Are you afraid to admit when certain aspects of your life are in shambles, or do you feel comfortable enough to look at your life and determine through an objective lens that it's time to make a change?
Personally, my romantic life at one point was heading down an unfruitful path, but I was unwilling to acknowledge this potential dead end. At the time also, I was definitely reluctant to admit that I played a role in the long-term failures of my romantic relationships.
To put things into perspective, it's difficult to make improvements in life when we're hesitant to acknowledge that improvements are necessary, but it's even more challenging for the corrections to occur when we deny that we're the ones most suitable to make them.
By the time you reach the end of this article, I'd like to convey why it's important to recognize what's going on with the state of our romantic relationships, and why we should begin making adjustments as soon as we become aware.
Upon discovering the person staring back in the mirror, I realized that my romantic relationships didn't experience long-term success because I denied the importance of understanding who I was, but also who I could become.
Whether platonic or romantic in nature, I now uphold the belief that unfamiliarity with one's self will lead to strained relationships. Therefore, whenever I discuss the subject of relationship with anyone, the main focus is to see how much each individual knows him or herself.
As a disclaimer, knowing who we are will not make the relationships in our lives flawless. Nevertheless, knowing who we are can mitigate some of the issues that may arise when we lack self-awareness.
For instance, I may not close a multi-million dollar deal this week, but I'll have a much greater degree of success to do so than someone who tells him or herself that it's impossible. In other words, a person doesn't produce positive results simply because s/he knows his or her potential, but it does increase the chances of this person meeting an objective by being self-aware.
When we become cognizant of who we are, and when we pursue a path to create a healthy relationship with ourselves, there's a greater degree of willingness to assess not only the good taking place in our lives, but we'll also recognize the bad.
Furthermore, the likelihood is that whenever we become aware that change is necessary, we won't run in the opposite direction and deny the reality of what we've discovered.
Why? Why would someone in this position be unafraid to confront something so uncomfortable? This person realizes that growth is unlikely whenever the mind chooses to remain stagnant. In other words, like an antivirus program used to monitor the health of a computer, we should consider scheduled or unscheduled checkups of self-reflection in our personal lives.
Without doing this, all aspects of our lives may appear like sunshine and rainbows on the surface. Beneath the outward appearance though, it's as if everything is falling apart at the seams.
Although I continue to experience moments of self-reflection, it doesn't mean that my marriage is somehow perfect. On the contrary, I'm well aware of the imperfections, but I'm also conscious that each day affords me a new opportunity to be a better husband.

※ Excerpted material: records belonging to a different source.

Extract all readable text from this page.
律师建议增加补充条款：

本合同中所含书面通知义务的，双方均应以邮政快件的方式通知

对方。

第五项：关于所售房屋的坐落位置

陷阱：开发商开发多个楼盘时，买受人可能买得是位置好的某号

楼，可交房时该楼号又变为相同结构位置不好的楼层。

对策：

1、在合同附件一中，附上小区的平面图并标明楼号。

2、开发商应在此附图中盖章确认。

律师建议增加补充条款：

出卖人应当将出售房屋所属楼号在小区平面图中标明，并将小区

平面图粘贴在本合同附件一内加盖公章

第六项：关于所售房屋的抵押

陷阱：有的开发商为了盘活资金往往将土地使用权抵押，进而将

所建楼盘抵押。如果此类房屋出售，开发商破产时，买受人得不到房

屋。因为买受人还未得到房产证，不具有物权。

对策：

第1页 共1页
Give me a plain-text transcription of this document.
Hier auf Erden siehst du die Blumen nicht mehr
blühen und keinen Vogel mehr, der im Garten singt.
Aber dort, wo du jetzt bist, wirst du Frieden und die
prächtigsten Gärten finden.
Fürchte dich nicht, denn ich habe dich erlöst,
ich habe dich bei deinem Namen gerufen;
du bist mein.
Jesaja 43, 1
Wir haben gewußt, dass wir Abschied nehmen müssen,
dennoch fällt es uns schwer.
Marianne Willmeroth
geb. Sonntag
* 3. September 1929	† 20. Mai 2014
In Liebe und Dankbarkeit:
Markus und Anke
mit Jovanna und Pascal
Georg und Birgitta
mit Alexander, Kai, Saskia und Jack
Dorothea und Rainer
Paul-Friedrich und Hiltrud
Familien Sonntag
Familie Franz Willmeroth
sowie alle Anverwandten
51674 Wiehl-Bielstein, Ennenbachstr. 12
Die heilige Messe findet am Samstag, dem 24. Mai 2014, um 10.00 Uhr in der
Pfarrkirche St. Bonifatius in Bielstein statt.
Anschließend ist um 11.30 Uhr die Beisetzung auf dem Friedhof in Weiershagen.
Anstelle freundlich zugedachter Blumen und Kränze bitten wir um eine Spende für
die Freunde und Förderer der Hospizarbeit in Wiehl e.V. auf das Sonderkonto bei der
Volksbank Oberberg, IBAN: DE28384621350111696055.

Because we're both self-aware about our flaws in the marriage, we know that we must grow individually to improve as a couple.
Whenever two flawed individuals enter a union, and they both refuse to work on their faults, what do you believe will happen? There's usually one likely scenario: a flawed relationship that's unaware of its shortcomings.
I can understand why we're afraid to stare at the reflection in the mirror and truly build a relationship with it. However, until we do, our relationships with everyone else will continue to suffer.
Upon realizing what caused my romantic relationships to fail over the long haul, it was apparent that I had to change things within and around myself. By doing so, my life improved.
So, are you afraid to admit when certain aspects of your life are in shambles, or do you feel comfortable enough to look at your life and determine through an objective lens that it's time to make a change?